Assez, monseigneur ! vous en avez dit assez. — Cette perfide, cette parjure, cette odieuse Cressida — ne sera plus l’objet de vos malédictions ! — Quelques heures de plus, et la douleur eût achevé votre œuvre ; — mais alors vos regards n’auraient pas eu la satisfaction que je leur donne ainsi… ainsi…
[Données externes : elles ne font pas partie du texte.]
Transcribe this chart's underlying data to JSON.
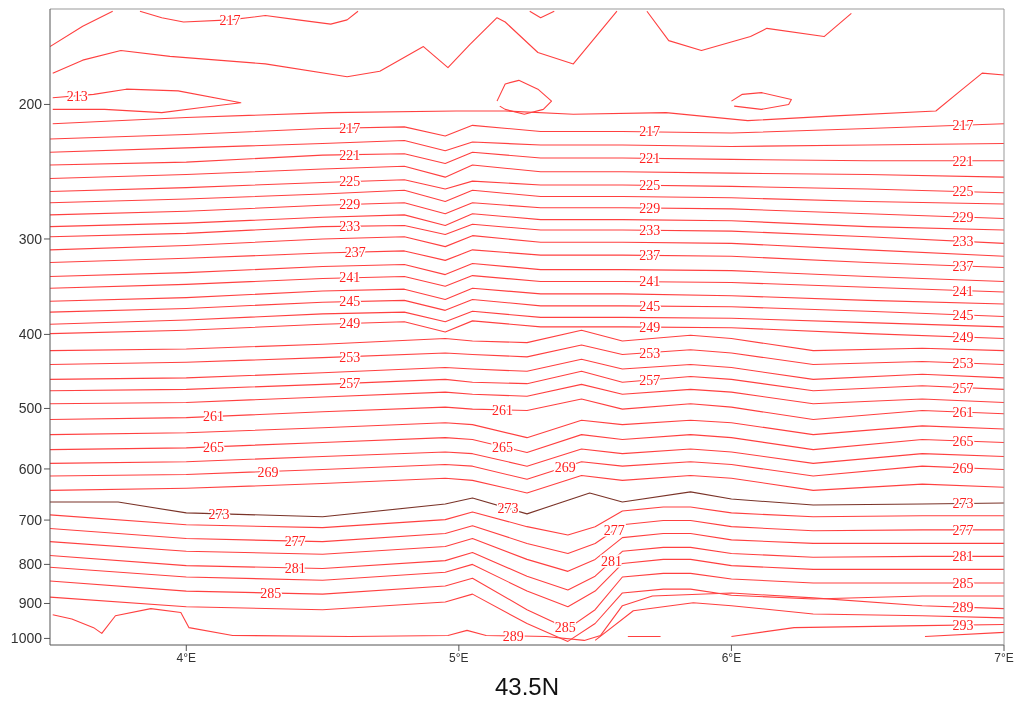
{
  "chart_data": {
    "type": "line",
    "xlabel": "43.5N",
    "xlim": [
      3.5,
      7
    ],
    "xticks": [
      {
        "value": 4,
        "label": "4°E"
      },
      {
        "value": 5,
        "label": "5°E"
      },
      {
        "value": 6,
        "label": "6°E"
      },
      {
        "value": 7,
        "label": "7°E"
      }
    ],
    "ylim": [
      1020,
      150
    ],
    "yticks": [
      200,
      300,
      400,
      500,
      600,
      700,
      800,
      900,
      1000
    ],
    "log": true,
    "grid": false,
    "marker": "none",
    "line_style": "solid",
    "series": [
      {
        "color": "#ff4040",
        "x": [
          3.5,
          3.62,
          3.73
        ],
        "values": [
          168,
          158,
          151
        ]
      },
      {
        "color": "#ff4040",
        "x": [
          3.83,
          3.91,
          3.99,
          4.16,
          4.29,
          4.41,
          4.53,
          4.59,
          4.63
        ],
        "values": [
          151,
          154,
          156,
          155,
          153,
          155,
          157,
          155,
          151
        ]
      },
      {
        "color": "#ff4040",
        "x": [
          3.51,
          3.62,
          3.76,
          3.94,
          4.29,
          4.59,
          4.71,
          4.87,
          4.96,
          5.04,
          5.14,
          5.17,
          5.29,
          5.42,
          5.58
        ],
        "values": [
          182,
          175,
          170,
          173,
          177,
          184,
          181,
          168,
          179,
          167,
          154,
          156,
          171,
          177,
          151
        ]
      },
      {
        "color": "#ff4040",
        "x": [
          5.69,
          5.77,
          5.89,
          6.07,
          6.13,
          6.34,
          6.44
        ],
        "values": [
          151,
          165,
          170,
          163,
          159,
          163,
          152
        ]
      },
      {
        "color": "#ff4040",
        "x": [
          5.26,
          5.3,
          5.35
        ],
        "values": [
          151,
          154,
          151
        ]
      },
      {
        "color": "#ff4040",
        "x": [
          5.14,
          5.17,
          5.22,
          5.29,
          5.34,
          5.31,
          5.24,
          5.17,
          5.15
        ],
        "values": [
          198,
          188,
          186,
          191,
          198,
          203,
          206,
          203,
          201
        ]
      },
      {
        "color": "#ff4040",
        "x": [
          6.0,
          6.04,
          6.11,
          6.22,
          6.21,
          6.11,
          6.01
        ],
        "values": [
          198,
          194,
          193,
          197,
          200,
          203,
          201
        ]
      },
      {
        "color": "#ff4040",
        "x": [
          3.51,
          3.66,
          3.78,
          3.97,
          4.2,
          4.05,
          3.91,
          3.7,
          3.51
        ],
        "values": [
          196,
          194,
          191,
          192,
          199,
          202,
          205,
          203,
          203
        ]
      },
      {
        "color": "#ff4040",
        "x": [
          3.51,
          4.0,
          4.53,
          4.99,
          5.17,
          5.42,
          5.76,
          6.06,
          6.38,
          6.75,
          6.84,
          6.92,
          7.0
        ],
        "values": [
          212,
          208,
          205,
          204,
          204,
          206,
          205,
          210,
          207,
          204,
          192,
          182,
          183
        ]
      },
      {
        "color": "#ff4040",
        "x": [
          3.5,
          4.0,
          4.5,
          4.8,
          4.95,
          5.05,
          5.3,
          5.6,
          6.0,
          6.5,
          7.0
        ],
        "values": [
          222,
          219,
          215,
          214,
          220,
          213,
          217,
          217,
          218,
          215,
          212
        ]
      },
      {
        "color": "#ff4040",
        "x": [
          3.5,
          4.0,
          4.5,
          4.8,
          4.95,
          5.05,
          5.3,
          5.6,
          6.0,
          6.5,
          7.0
        ],
        "values": [
          231,
          228,
          225,
          223,
          230,
          224,
          226,
          226,
          227,
          226,
          225
        ]
      },
      {
        "color": "#ff4040",
        "x": [
          3.5,
          4.0,
          4.5,
          4.8,
          4.95,
          5.05,
          5.3,
          5.6,
          6.0,
          6.5,
          7.0
        ],
        "values": [
          240,
          238,
          233,
          232,
          239,
          231,
          235,
          235,
          236,
          237,
          237
        ]
      },
      {
        "color": "#ff4040",
        "x": [
          3.5,
          4.0,
          4.5,
          4.8,
          4.95,
          5.05,
          5.3,
          5.6,
          6.0,
          6.5,
          7.0
        ],
        "values": [
          250,
          247,
          243,
          241,
          249,
          240,
          245,
          245,
          246,
          247,
          249
        ]
      },
      {
        "color": "#ff4040",
        "x": [
          3.5,
          4.0,
          4.5,
          4.8,
          4.95,
          5.05,
          5.3,
          5.6,
          6.0,
          6.5,
          7.0
        ],
        "values": [
          260,
          257,
          253,
          251,
          258,
          252,
          255,
          255,
          256,
          258,
          261
        ]
      },
      {
        "color": "#ff4040",
        "x": [
          3.5,
          4.0,
          4.5,
          4.8,
          4.95,
          5.05,
          5.3,
          5.6,
          6.0,
          6.5,
          7.0
        ],
        "values": [
          269,
          266,
          262,
          259,
          268,
          259,
          264,
          264,
          265,
          268,
          270
        ]
      },
      {
        "color": "#ff4040",
        "x": [
          3.5,
          4.0,
          4.5,
          4.8,
          4.95,
          5.05,
          5.3,
          5.6,
          6.0,
          6.5,
          7.0
        ],
        "values": [
          279,
          276,
          271,
          269,
          278,
          269,
          273,
          273,
          274,
          278,
          282
        ]
      },
      {
        "color": "#ff4040",
        "x": [
          3.5,
          4.0,
          4.5,
          4.8,
          4.95,
          5.05,
          5.3,
          5.6,
          6.0,
          6.5,
          7.0
        ],
        "values": [
          289,
          286,
          281,
          279,
          288,
          278,
          283,
          283,
          284,
          289,
          292
        ]
      },
      {
        "color": "#ff4040",
        "x": [
          3.5,
          4.0,
          4.5,
          4.8,
          4.95,
          5.05,
          5.3,
          5.6,
          6.0,
          6.5,
          7.0
        ],
        "values": [
          298,
          295,
          289,
          288,
          296,
          287,
          292,
          292,
          293,
          298,
          304
        ]
      },
      {
        "color": "#ff4040",
        "x": [
          3.5,
          4.0,
          4.5,
          4.8,
          4.95,
          5.05,
          5.3,
          5.6,
          6.0,
          6.5,
          7.0
        ],
        "values": [
          310,
          306,
          300,
          298,
          307,
          297,
          303,
          303,
          304,
          310,
          316
        ]
      },
      {
        "color": "#ff4040",
        "x": [
          3.5,
          4.0,
          4.5,
          4.8,
          4.95,
          5.05,
          5.3,
          5.6,
          6.0,
          6.5,
          7.0
        ],
        "values": [
          322,
          318,
          313,
          311,
          320,
          310,
          315,
          315,
          316,
          322,
          327
        ]
      },
      {
        "color": "#ff4040",
        "x": [
          3.5,
          4.0,
          4.5,
          4.8,
          4.95,
          5.05,
          5.3,
          5.6,
          6.0,
          6.5,
          7.0
        ],
        "values": [
          336,
          332,
          326,
          324,
          334,
          323,
          329,
          329,
          330,
          336,
          341
        ]
      },
      {
        "color": "#ff4040",
        "x": [
          3.5,
          4.0,
          4.5,
          4.8,
          4.95,
          5.05,
          5.3,
          5.6,
          6.0,
          6.5,
          7.0
        ],
        "values": [
          348,
          344,
          338,
          336,
          346,
          335,
          341,
          341,
          342,
          347,
          352
        ]
      },
      {
        "color": "#ff4040",
        "x": [
          3.5,
          4.0,
          4.5,
          4.8,
          4.95,
          5.05,
          5.3,
          5.6,
          6.0,
          6.5,
          7.0
        ],
        "values": [
          362,
          358,
          351,
          349,
          360,
          348,
          354,
          354,
          356,
          361,
          365
        ]
      },
      {
        "color": "#ff4040",
        "x": [
          3.5,
          4.0,
          4.5,
          4.8,
          4.95,
          5.05,
          5.3,
          5.6,
          6.0,
          6.5,
          7.0
        ],
        "values": [
          374,
          370,
          363,
          361,
          372,
          360,
          367,
          367,
          368,
          373,
          379
        ]
      },
      {
        "color": "#ff4040",
        "x": [
          3.5,
          4.0,
          4.5,
          4.8,
          4.95,
          5.05,
          5.3,
          5.6,
          6.0,
          6.5,
          7.0
        ],
        "values": [
          388,
          383,
          376,
          374,
          385,
          373,
          380,
          380,
          381,
          386,
          391
        ]
      },
      {
        "color": "#ff4040",
        "x": [
          3.5,
          4.0,
          4.5,
          4.8,
          4.95,
          5.05,
          5.3,
          5.6,
          6.0,
          6.5,
          7.0
        ],
        "values": [
          399,
          395,
          388,
          385,
          397,
          384,
          391,
          391,
          392,
          399,
          405
        ]
      },
      {
        "color": "#ff4040",
        "x": [
          3.5,
          4.0,
          4.5,
          4.95,
          5.05,
          5.25,
          5.45,
          5.6,
          5.85,
          6.0,
          6.3,
          6.7,
          7.0
        ],
        "values": [
          420,
          418,
          412,
          405,
          408,
          410,
          395,
          408,
          401,
          405,
          420,
          417,
          420
        ]
      },
      {
        "color": "#ff4040",
        "x": [
          3.5,
          4.0,
          4.5,
          4.95,
          5.05,
          5.25,
          5.45,
          5.6,
          5.85,
          6.0,
          6.3,
          6.7,
          7.0
        ],
        "values": [
          438,
          435,
          429,
          423,
          425,
          428,
          413,
          425,
          419,
          423,
          438,
          434,
          438
        ]
      },
      {
        "color": "#ff4040",
        "x": [
          3.5,
          4.0,
          4.5,
          4.95,
          5.05,
          5.25,
          5.45,
          5.6,
          5.85,
          6.0,
          6.3,
          6.7,
          7.0
        ],
        "values": [
          458,
          456,
          449,
          442,
          444,
          447,
          431,
          444,
          438,
          442,
          458,
          451,
          456
        ]
      },
      {
        "color": "#ff4040",
        "x": [
          3.5,
          4.0,
          4.5,
          4.95,
          5.05,
          5.25,
          5.45,
          5.6,
          5.85,
          6.0,
          6.3,
          6.7,
          7.0
        ],
        "values": [
          474,
          472,
          465,
          458,
          462,
          464,
          447,
          462,
          454,
          458,
          474,
          467,
          472
        ]
      },
      {
        "color": "#ff4040",
        "x": [
          3.5,
          4.0,
          4.5,
          4.95,
          5.05,
          5.25,
          5.45,
          5.6,
          5.85,
          6.0,
          6.3,
          6.7,
          7.0
        ],
        "values": [
          493,
          491,
          483,
          476,
          479,
          482,
          465,
          479,
          472,
          476,
          493,
          486,
          491
        ]
      },
      {
        "color": "#ff4040",
        "x": [
          3.5,
          4.0,
          4.5,
          4.95,
          5.05,
          5.25,
          5.45,
          5.6,
          5.85,
          6.0,
          6.3,
          6.7,
          7.0
        ],
        "values": [
          517,
          514,
          505,
          498,
          501,
          503,
          486,
          501,
          493,
          498,
          517,
          503,
          508
        ]
      },
      {
        "color": "#ff4040",
        "x": [
          3.5,
          4.0,
          4.5,
          4.95,
          5.05,
          5.25,
          5.45,
          5.6,
          5.85,
          6.0,
          6.3,
          6.7,
          7.0
        ],
        "values": [
          541,
          538,
          530,
          522,
          525,
          546,
          518,
          525,
          518,
          522,
          541,
          527,
          532
        ]
      },
      {
        "color": "#ff4040",
        "x": [
          3.5,
          4.0,
          4.5,
          4.95,
          5.05,
          5.25,
          5.45,
          5.6,
          5.85,
          6.0,
          6.3,
          6.7,
          7.0
        ],
        "values": [
          566,
          563,
          554,
          546,
          549,
          571,
          541,
          549,
          541,
          546,
          566,
          549,
          554
        ]
      },
      {
        "color": "#ff4040",
        "x": [
          3.5,
          4.0,
          4.5,
          4.95,
          5.05,
          5.25,
          5.45,
          5.6,
          5.85,
          6.0,
          6.3,
          6.7,
          7.0
        ],
        "values": [
          590,
          587,
          578,
          570,
          573,
          595,
          565,
          573,
          565,
          570,
          590,
          573,
          578
        ]
      },
      {
        "color": "#ff4040",
        "x": [
          3.5,
          4.0,
          4.5,
          4.95,
          5.05,
          5.25,
          5.45,
          5.6,
          5.85,
          6.0,
          6.3,
          6.7,
          7.0
        ],
        "values": [
          613,
          610,
          601,
          592,
          595,
          619,
          587,
          595,
          587,
          592,
          613,
          595,
          601
        ]
      },
      {
        "color": "#ff4040",
        "x": [
          3.5,
          4.0,
          4.5,
          4.95,
          5.05,
          5.25,
          5.45,
          5.6,
          5.85,
          6.0,
          6.3,
          6.7,
          7.0
        ],
        "values": [
          640,
          636,
          627,
          617,
          621,
          645,
          612,
          621,
          612,
          617,
          640,
          628,
          634
        ]
      },
      {
        "color": "#7a3328",
        "x": [
          3.5,
          3.75,
          4.0,
          4.5,
          4.95,
          5.05,
          5.25,
          5.48,
          5.6,
          5.85,
          6.0,
          6.3,
          6.7,
          7.0
        ],
        "values": [
          663,
          663,
          685,
          693,
          667,
          655,
          687,
          645,
          663,
          643,
          657,
          669,
          667,
          665
        ]
      },
      {
        "color": "#ff4040",
        "x": [
          3.5,
          4.0,
          4.5,
          4.95,
          5.05,
          5.25,
          5.4,
          5.5,
          5.6,
          5.75,
          5.85,
          6.0,
          6.3,
          6.7,
          7.0
        ],
        "values": [
          689,
          710,
          716,
          699,
          683,
          714,
          732,
          714,
          681,
          673,
          673,
          685,
          693,
          691,
          691
        ]
      },
      {
        "color": "#ff4040",
        "x": [
          3.5,
          4.0,
          4.5,
          4.95,
          5.05,
          5.25,
          5.4,
          5.5,
          5.6,
          5.75,
          5.85,
          6.0,
          6.3,
          6.7,
          7.0
        ],
        "values": [
          718,
          740,
          747,
          729,
          712,
          751,
          774,
          751,
          710,
          701,
          701,
          714,
          723,
          721,
          721
        ]
      },
      {
        "color": "#ff4040",
        "x": [
          3.5,
          4.0,
          4.5,
          4.95,
          5.05,
          5.25,
          5.4,
          5.5,
          5.6,
          5.75,
          5.85,
          6.0,
          6.3,
          6.7,
          7.0
        ],
        "values": [
          747,
          769,
          776,
          758,
          740,
          788,
          817,
          788,
          738,
          729,
          729,
          743,
          751,
          751,
          751
        ]
      },
      {
        "color": "#ff4040",
        "x": [
          3.5,
          4.0,
          4.5,
          4.95,
          5.05,
          5.25,
          5.4,
          5.5,
          5.6,
          5.75,
          5.85,
          6.0,
          6.3,
          6.7,
          7.0
        ],
        "values": [
          779,
          803,
          810,
          791,
          772,
          829,
          864,
          829,
          769,
          760,
          760,
          774,
          783,
          781,
          781
        ]
      },
      {
        "color": "#ff4040",
        "x": [
          3.5,
          4.0,
          4.5,
          4.95,
          5.05,
          5.25,
          5.4,
          5.5,
          5.6,
          5.75,
          5.85,
          6.0,
          6.3,
          6.7,
          7.0
        ],
        "values": [
          807,
          831,
          839,
          819,
          800,
          867,
          909,
          867,
          798,
          788,
          788,
          803,
          812,
          812,
          812
        ]
      },
      {
        "color": "#ff4040",
        "x": [
          3.5,
          4.0,
          4.5,
          4.95,
          5.05,
          5.25,
          5.4,
          5.5,
          5.6,
          5.75,
          5.85,
          6.0,
          6.3,
          6.7,
          7.0
        ],
        "values": [
          841,
          867,
          875,
          854,
          834,
          917,
          971,
          917,
          831,
          822,
          822,
          836,
          846,
          846,
          846
        ]
      },
      {
        "color": "#ff4040",
        "x": [
          3.5,
          4.0,
          4.5,
          4.95,
          5.05,
          5.25,
          5.4,
          5.5,
          5.6,
          5.75,
          5.85,
          6.0,
          6.3,
          6.7,
          7.0
        ],
        "values": [
          883,
          909,
          917,
          896,
          875,
          956,
          1009,
          956,
          872,
          862,
          862,
          878,
          888,
          880,
          880
        ]
      },
      {
        "color": "#ff4040",
        "x": [
          3.51,
          3.58,
          3.66,
          3.69,
          3.74,
          3.87,
          3.98,
          4.01,
          4.17,
          4.6,
          4.96,
          5.03,
          5.1,
          5.32,
          5.46,
          5.52,
          5.6,
          5.71,
          6.0,
          6.3,
          6.7,
          7.0
        ],
        "values": [
          931,
          943,
          968,
          985,
          934,
          914,
          925,
          968,
          991,
          994,
          991,
          976,
          991,
          994,
          1006,
          991,
          906,
          880,
          872,
          885,
          906,
          914
        ]
      },
      {
        "color": "#ff4040",
        "x": [
          5.5,
          5.64,
          5.86,
          6.0,
          6.3,
          6.7,
          7.0
        ],
        "values": [
          1006,
          920,
          898,
          906,
          929,
          934,
          940
        ]
      },
      {
        "color": "#ff4040",
        "x": [
          5.62,
          5.74
        ],
        "values": [
          994,
          994
        ]
      },
      {
        "color": "#ff4040",
        "x": [
          6.0,
          6.23,
          6.7,
          7.0
        ],
        "values": [
          994,
          968,
          962,
          959
        ]
      },
      {
        "color": "#ff4040",
        "x": [
          6.71,
          7.0
        ],
        "values": [
          994,
          982
        ]
      }
    ],
    "annotations": [
      {
        "text": "217",
        "x": 4.16,
        "y": 155
      },
      {
        "text": "217",
        "x": 4.6,
        "y": 215
      },
      {
        "text": "217",
        "x": 5.7,
        "y": 217
      },
      {
        "text": "221",
        "x": 4.6,
        "y": 233
      },
      {
        "text": "221",
        "x": 5.7,
        "y": 235
      },
      {
        "text": "225",
        "x": 4.6,
        "y": 252
      },
      {
        "text": "225",
        "x": 5.7,
        "y": 255
      },
      {
        "text": "229",
        "x": 4.6,
        "y": 270
      },
      {
        "text": "229",
        "x": 5.7,
        "y": 273
      },
      {
        "text": "233",
        "x": 4.6,
        "y": 289
      },
      {
        "text": "233",
        "x": 5.7,
        "y": 292
      },
      {
        "text": "237",
        "x": 4.62,
        "y": 312
      },
      {
        "text": "237",
        "x": 5.7,
        "y": 315
      },
      {
        "text": "241",
        "x": 4.6,
        "y": 337
      },
      {
        "text": "241",
        "x": 5.7,
        "y": 341
      },
      {
        "text": "245",
        "x": 4.6,
        "y": 362
      },
      {
        "text": "245",
        "x": 5.7,
        "y": 367
      },
      {
        "text": "249",
        "x": 4.6,
        "y": 387
      },
      {
        "text": "249",
        "x": 5.7,
        "y": 391
      },
      {
        "text": "253",
        "x": 4.6,
        "y": 428
      },
      {
        "text": "253",
        "x": 5.7,
        "y": 423
      },
      {
        "text": "257",
        "x": 4.6,
        "y": 463
      },
      {
        "text": "257",
        "x": 5.7,
        "y": 459
      },
      {
        "text": "261",
        "x": 4.1,
        "y": 512
      },
      {
        "text": "261",
        "x": 5.16,
        "y": 502
      },
      {
        "text": "265",
        "x": 4.1,
        "y": 561
      },
      {
        "text": "265",
        "x": 5.16,
        "y": 561
      },
      {
        "text": "269",
        "x": 4.3,
        "y": 605
      },
      {
        "text": "269",
        "x": 5.39,
        "y": 597
      },
      {
        "text": "273",
        "x": 4.12,
        "y": 687
      },
      {
        "text": "273",
        "x": 5.18,
        "y": 676
      },
      {
        "text": "277",
        "x": 4.4,
        "y": 746
      },
      {
        "text": "277",
        "x": 5.57,
        "y": 722
      },
      {
        "text": "281",
        "x": 4.4,
        "y": 809
      },
      {
        "text": "281",
        "x": 5.56,
        "y": 793
      },
      {
        "text": "285",
        "x": 4.31,
        "y": 872
      },
      {
        "text": "285",
        "x": 5.39,
        "y": 967
      },
      {
        "text": "289",
        "x": 5.2,
        "y": 992
      },
      {
        "text": "213",
        "x": 3.6,
        "y": 195
      },
      {
        "text": "217",
        "x": 6.85,
        "y": 213
      },
      {
        "text": "221",
        "x": 6.85,
        "y": 237
      },
      {
        "text": "225",
        "x": 6.85,
        "y": 260
      },
      {
        "text": "229",
        "x": 6.85,
        "y": 281
      },
      {
        "text": "233",
        "x": 6.85,
        "y": 302
      },
      {
        "text": "237",
        "x": 6.85,
        "y": 326
      },
      {
        "text": "241",
        "x": 6.85,
        "y": 351
      },
      {
        "text": "245",
        "x": 6.85,
        "y": 377
      },
      {
        "text": "249",
        "x": 6.85,
        "y": 403
      },
      {
        "text": "253",
        "x": 6.85,
        "y": 436
      },
      {
        "text": "257",
        "x": 6.85,
        "y": 470
      },
      {
        "text": "261",
        "x": 6.85,
        "y": 506
      },
      {
        "text": "265",
        "x": 6.85,
        "y": 552
      },
      {
        "text": "269",
        "x": 6.85,
        "y": 598
      },
      {
        "text": "273",
        "x": 6.85,
        "y": 666
      },
      {
        "text": "277",
        "x": 6.85,
        "y": 721
      },
      {
        "text": "281",
        "x": 6.85,
        "y": 781
      },
      {
        "text": "285",
        "x": 6.85,
        "y": 846
      },
      {
        "text": "289",
        "x": 6.85,
        "y": 910
      },
      {
        "text": "293",
        "x": 6.85,
        "y": 960
      }
    ]
  }
}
Elle se poignarde. Diomède et Troïlus s’élancent vers elle.
DIOMÈDE.

— Au secours ! Sauvez-la ! au secours !

CRESSIDA.

— Arrière ! ne me touche pas, toi, traître Diomède ! — Mais vous, mon Troïlus unique, approchez… — Croyez-moi, la blessure que je viens de faire à mon cœur — est bien moins douloureuse que la blessure que vous lui aviez faite… — Oh ! puissiez-vous croire encore que je vous suis fidèle !

TROÏLUS.

— Cela serait trop, même si tu eusses été perfide ! — Mais, oh ! tu es la plus pure, la plus blanche innocence, — je le reconnais à présent, et je le reconnais trop tard ! — Puissent toutes mes malédictions, et dix mille autres plus — accablantes encore, retomber sur ma tête ! — Puisse quelque divinité vengeresse arracher — Pélion et Ossa de dessus les tombes des géants, — et les précipiter sur moi, plus coupable que ceux — qui ont osé envahir le ciel !

CRESSIDA.

Ne l’écoutez pas, cieux ! — Mais entendez-moi le bénir avec mon dernier souffle ; — et puisque je n’ai pas réclamé contre le dur décret — qui a condamné ma vie si courte et si infortunée, — ajoutez-lui les jours que vous m’enlevez, — et je mourrai heureuse de ce qu’il me croit fidèle.

Elle meurt.
TROÏLUS.

— Elle s’en est allée pour toujours, et elle m’a béni en mourant ! — Que ne m’a-t-elle pas maudit plutôt ! Elle est morte par ma faute ; — et moi, comme une femme, je me borne à pleurer, — Le délire m’entraîne en divers sens à la fois. — La pitié me somme de fondre en larmes, — tandis que le désespoir me tourne contre moi-même — et m’ordonne sans aller plus loin, de finir ici ma vie !

Il met la pointe de son épée contre sa poitrine.